The invertising pull vs. the advertising push | Coffee Break

Happy Friday! This week our Creative Strategist explains why tactics that pull your audience to your brand might work better than pushing yourself in front of them. 

 

With the rise in popularity of adblockers and big brands like Pepsi making tragic marketing slip ups, advertising isn’t having the easiest of times right now.

It’s worth noting that advertising is only expensive if it doesn’t work, but traditionally it’s often reserved for the big players in the brand world—the ones who have the big budgets and extensive resources to match. So, with a lot of advertising leaving a bad taste in consumers mouths and the field dominated by the big brands, where’s best to invest your marketing resources?

Do more with less

Traditionally in advertising, we look to place ourselves in front of consumers. But, if we don’t have the budget to go outwards, why not invert the whole concept of advertising and instead look at methods that build a strong brand that pulls consumers into where we are?

Invertising is the idea that internal workings of the business—culture, customs, activities, the working environment, the people, even the tools you use to create your product—have a large influence on brand identity and how it’s perceived by consumers. Therefore, if channeled in the right way, these can be used as a powerful form of marketing that relies on the creation of an honest brand. Furthermore, nurturing any external brand communications by reflecting these internal workings further pulls consumers in through a sense of honesty and authenticity.

Internal authenticity = external authenticity

Sipsmith adopted this tactic of invertising when they spent their entire marketing budget not on advertising, but on their distillery.

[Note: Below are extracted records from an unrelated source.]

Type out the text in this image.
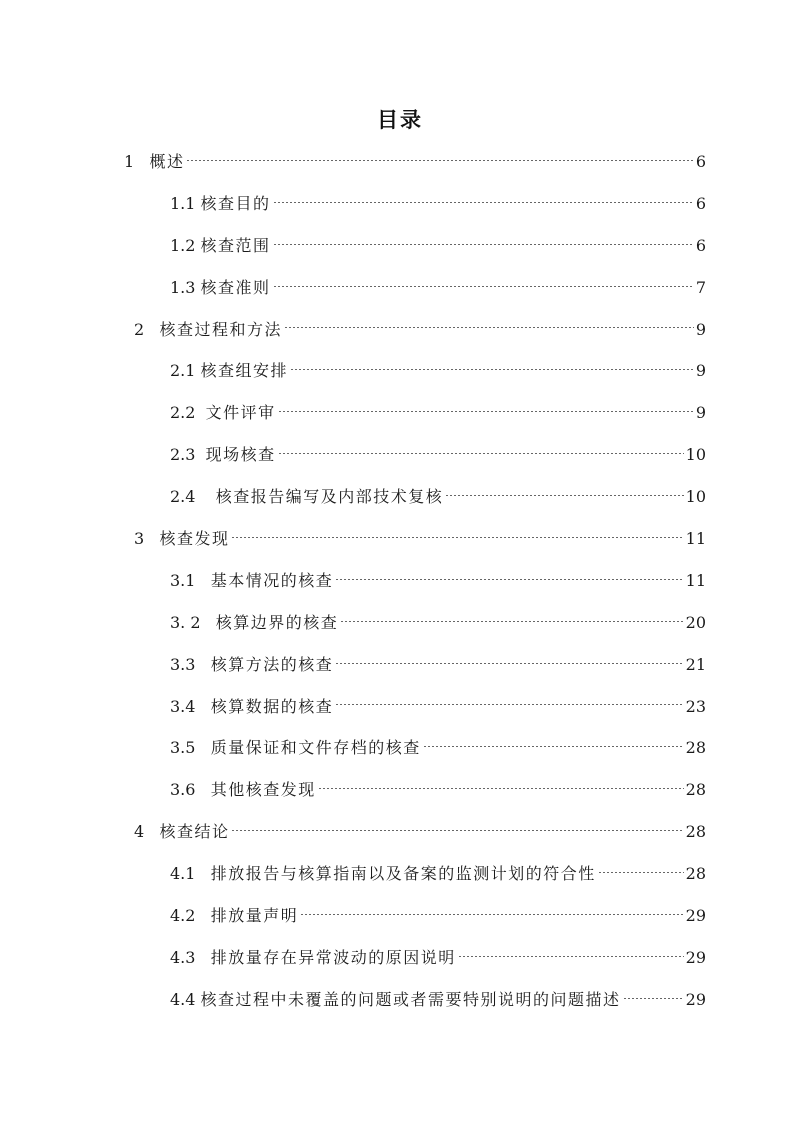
目录
1 概述	6
1.1 核查目的	6
1.2 核查范围	6
1.3 核查准则	7
2 核查过程和方法	9
2.1 核查组安排	9
2.2 文件评审	9
2.3 现场核查	10
2.4 核查报告编写及内部技术复核	10
3 核查发现	11
3.1 基本情况的核查	11
3. 2 核算边界的核查	20
3.3 核算方法的核查	21
3.4 核算数据的核查	23
3.5 质量保证和文件存档的核查	28
3.6 其他核查发现	28
4 核查结论	28
4.1 排放报告与核算指南以及备案的监测计划的符合性	28
4.2 排放量声明	29
4.3 排放量存在异常波动的原因说明	29
4.4 核查过程中未覆盖的问题或者需要特别说明的问题描述	29
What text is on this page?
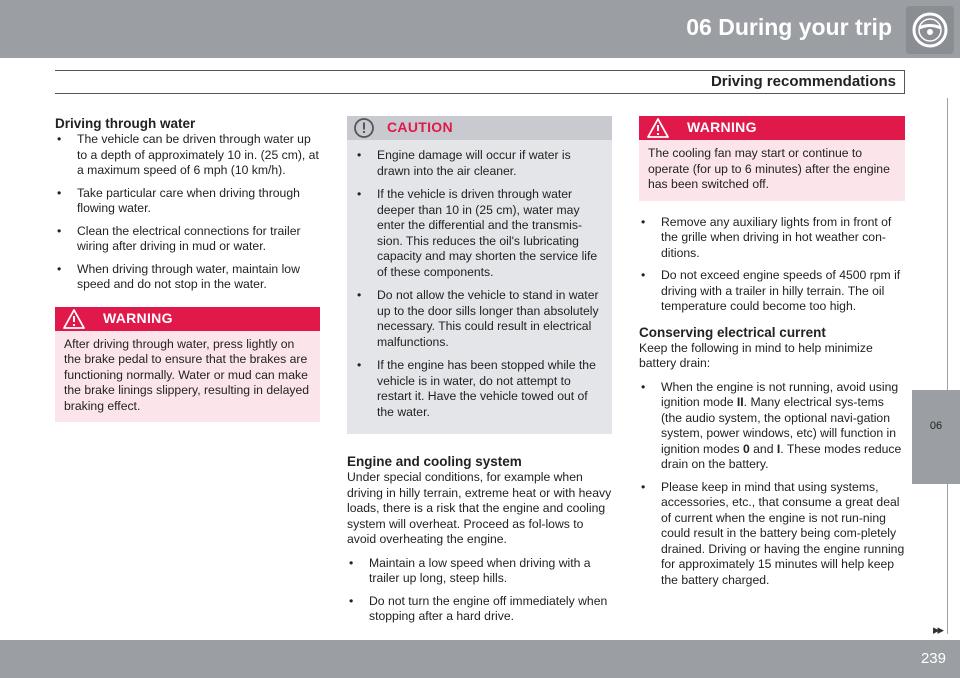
06 During your trip
Driving recommendations
06
Driving through water
• The vehicle can be driven through water up to a depth of approximately 10 in. (25 cm), at a maximum speed of 6 mph (10 km/h).
• Take particular care when driving through flowing water.
• Clean the electrical connections for trailer wiring after driving in mud or water.
• When driving through water, maintain low speed and do not stop in the water.
WARNING
After driving through water, press lightly on the brake pedal to ensure that the brakes are functioning normally. Water or mud can make the brake linings slippery, resulting in delayed braking effect.
CAUTION
• Engine damage will occur if water is drawn into the air cleaner.
• If the vehicle is driven through water deeper than 10 in (25 cm), water may enter the differential and the transmis-sion. This reduces the oil's lubricating capacity and may shorten the service life of these components.
• Do not allow the vehicle to stand in water up to the door sills longer than absolutely necessary. This could result in electrical malfunctions.
• If the engine has been stopped while the vehicle is in water, do not attempt to restart it. Have the vehicle towed out of the water.
Engine and cooling system

Under special conditions, for example when driving in hilly terrain, extreme heat or with heavy loads, there is a risk that the engine and cooling system will overheat. Proceed as fol-lows to avoid overheating the engine.

• Maintain a low speed when driving with a trailer up long, steep hills.
• Do not turn the engine off immediately when stopping after a hard drive.
WARNING
The cooling fan may start or continue to operate (for up to 6 minutes) after the engine has been switched off.
• Remove any auxiliary lights from in front of the grille when driving in hot weather con-ditions.
• Do not exceed engine speeds of 4500 rpm if driving with a trailer in hilly terrain. The oil temperature could become too high.
Conserving electrical current

Keep the following in mind to help minimize battery drain:

• When the engine is not running, avoid using ignition mode II. Many electrical sys-tems (the audio system, the optional navi-gation system, power windows, etc) will function in ignition modes 0 and I. These modes reduce drain on the battery.
• Please keep in mind that using systems, accessories, etc., that consume a great deal of current when the engine is not run-ning could result in the battery being com-pletely drained. Driving or having the engine running for approximately 15 minutes will help keep the battery charged.
▸▸
239
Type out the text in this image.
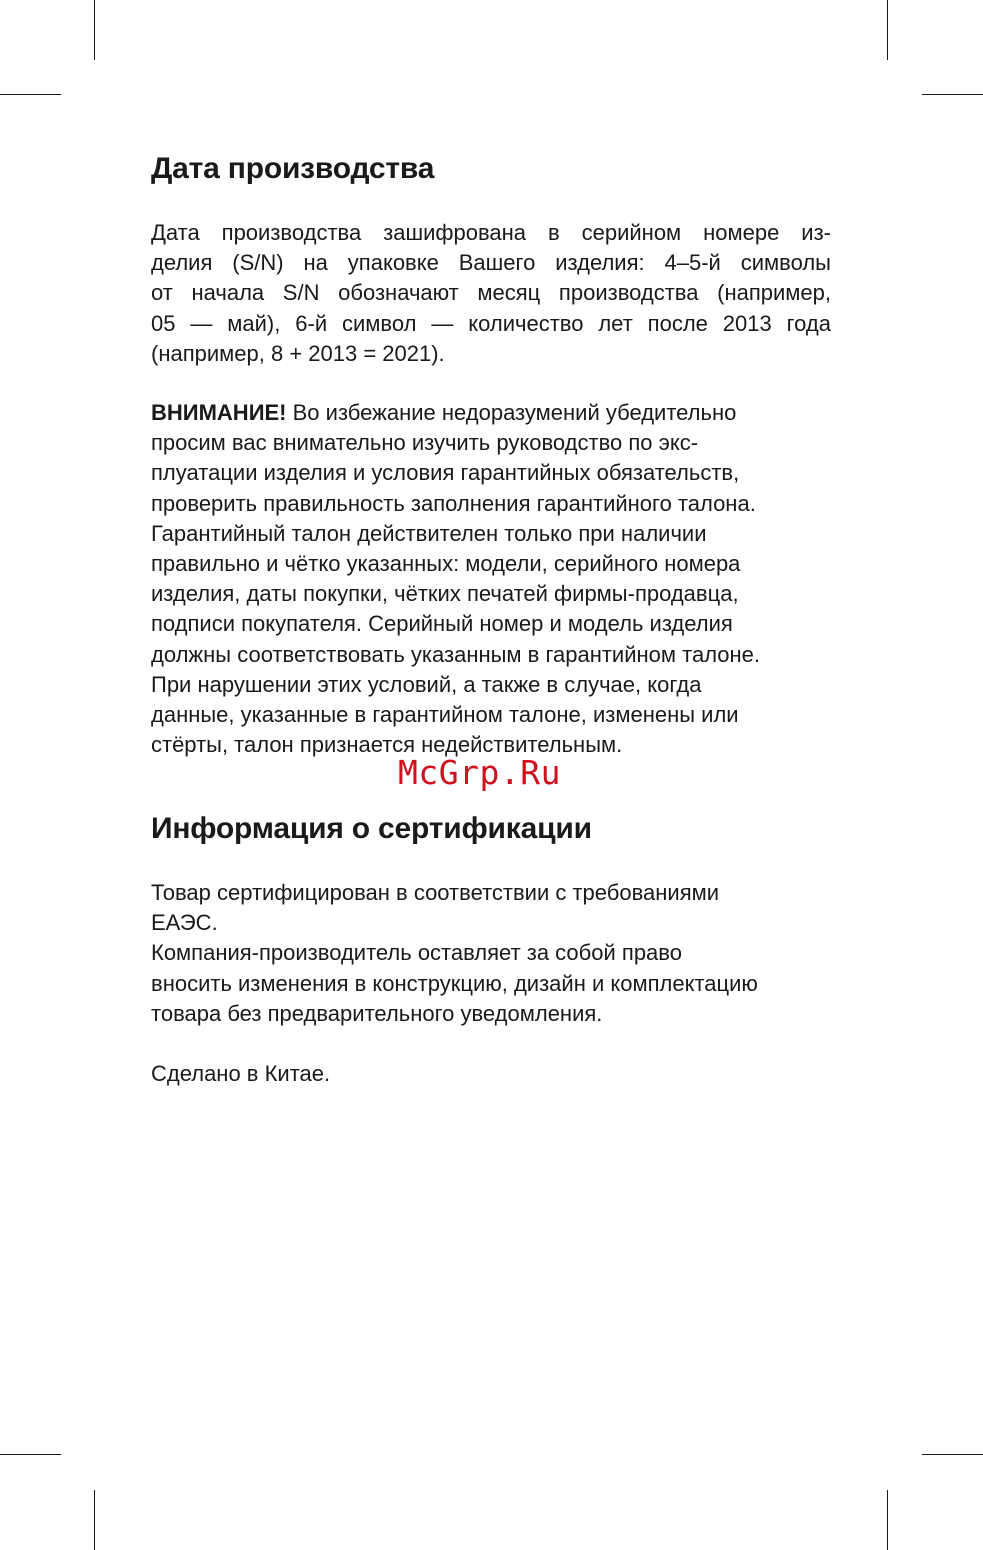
Дата производства

Дата производства зашифрована в серийном номере из-
делия (S/N) на упаковке Вашего изделия: 4–5-й символы
от начала S/N обозначают месяц производства (например,
05 — май), 6-й символ — количество лет после 2013 года
(например, 8 + 2013 = 2021).

ВНИМАНИЕ! Во избежание недоразумений убедительно
просим вас внимательно изучить руководство по экс-
плуатации изделия и условия гарантийных обязательств,
проверить правильность заполнения гарантийного талона.
Гарантийный талон действителен только при наличии
правильно и чётко указанных: модели, серийного номера
изделия, даты покупки, чётких печатей фирмы-продавца,
подписи покупателя. Серийный номер и модель изделия
должны соответствовать указанным в гарантийном талоне.
При нарушении этих условий, а также в случае, когда
данные, указанные в гарантийном талоне, изменены или
стёрты, талон признается недействительным.

Информация о сертификации

Товар сертифицирован в соответствии с требованиями
ЕАЭС.
Компания-производитель оставляет за собой право
вносить изменения в конструкцию, дизайн и комплектацию
товара без предварительного уведомления.

Сделано в Китае.

McGrp.Ru
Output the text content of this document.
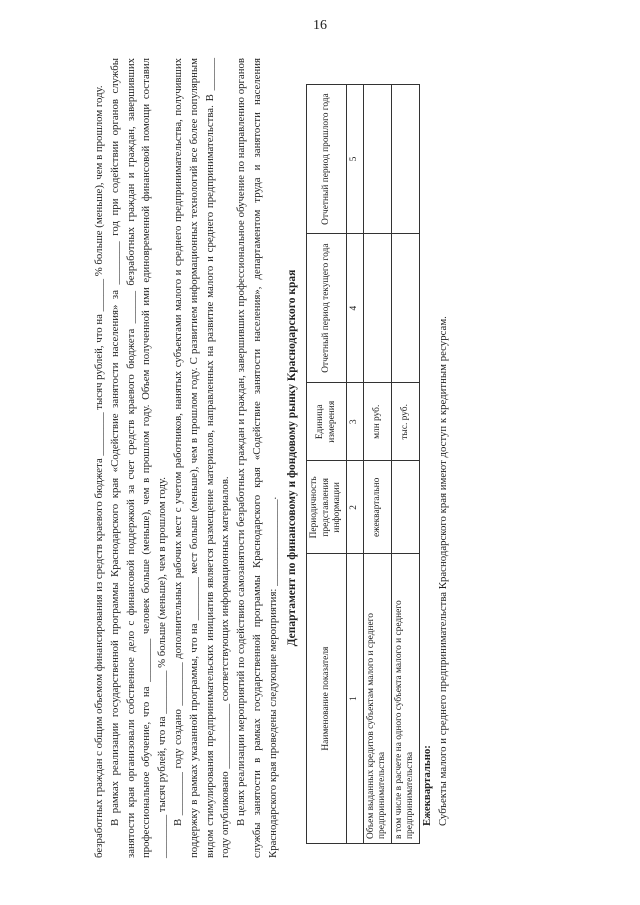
16

безработных граждан с общим объемом финансирования из средств краевого бюджета ________ тысяч рублей, что на ______ % больше (меньше), чем в прошлом году. В рамках реализации государственной программы Краснодарского края «Содействие занятости населения» за ________ год при содействии органов службы занятости края организовали собственное дело с финансовой поддержкой за счет средств краевого бюджета ______ безработных граждан и граждан, завершивших профессиональное обучение, что на ________ человек больше (меньше), чем в прошлом году. Объем полученной ими единовременной финансовой помощи составил ________ тысяч рублей, что на ________ % больше (меньше), чем в прошлом году. В ________ году создано ________ дополнительных рабочих мест с учетом работников, нанятых субъектами малого и среднего предпринимательства, получивших поддержку в рамках указанной программы, что на ________ мест больше (меньше), чем в прошлом году. С развитием информационных технологий все более популярным видом стимулирования предпринимательских инициатив является размещение материалов, направленных на развитие малого и среднего предпринимательства. В ______ году опубликовано ____________ соответствующих информационных материалов. В целях реализации мероприятий по содействию самозанятости безработных граждан и граждан, завершивших профессиональное обучение по направлению органов службы занятости в рамках государственной программы Краснодарского края «Содействие занятости населения», департаментом труда и занятости населения Краснодарского края проведены следующие мероприятия: ________________.

Департамент по финансовому и фондовому рынку Краснодарского края
Наименование показателя	Периодичность представления информации	Единица измерения	Отчетный период текущего года	Отчетный период прошлого года
1	2	3	4	5
Объем выданных кредитов субъектам малого и среднего предпринимательства	ежеквартально	млн руб.		
в том числе в расчете на одного субъекта малого и среднего предпринимательства		тыс. руб.		

Ежеквартально: Субъекты малого и среднего предпринимательства Краснодарского края имеют доступ к кредитным ресурсам.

Reflecting a sense of craft, the brand’s traditional (and instagram worthy) copper distillery helped to position the brand as something more authentic than those who brewed their alcohol in a clinical factory. Opening their doors to people for viewings and tastings has helped to further pull people into the brand, giving them an experience that would be hard to match with traditional advertising methods. Sure, your advert might be reaching more people, but how many of them are Instagramming it for all their friends to see?

With the knowledge that the brand doesn’t just portray the image of craft with its label and adverts—but actually lives and breathes it—the brand has managed to stake a much firmer foothold with consumers in the alcohol industry, achieving something that Pepsi was trying to do with its advert, and for a much smaller budget!

Authenticity breeds brand ambassadors

The ideas of authenticity and experience have become an increasingly popular tactic in marketing for a number of reasons, but what’s most powerful about the invertising tactic is that it not only impacts consumers, but has a direct influence on employees, encouraging both groups to become brand ambassadors.

Overall, invertising is all about aligning what goes on in the business with what you put out there—pull and the rest will follow.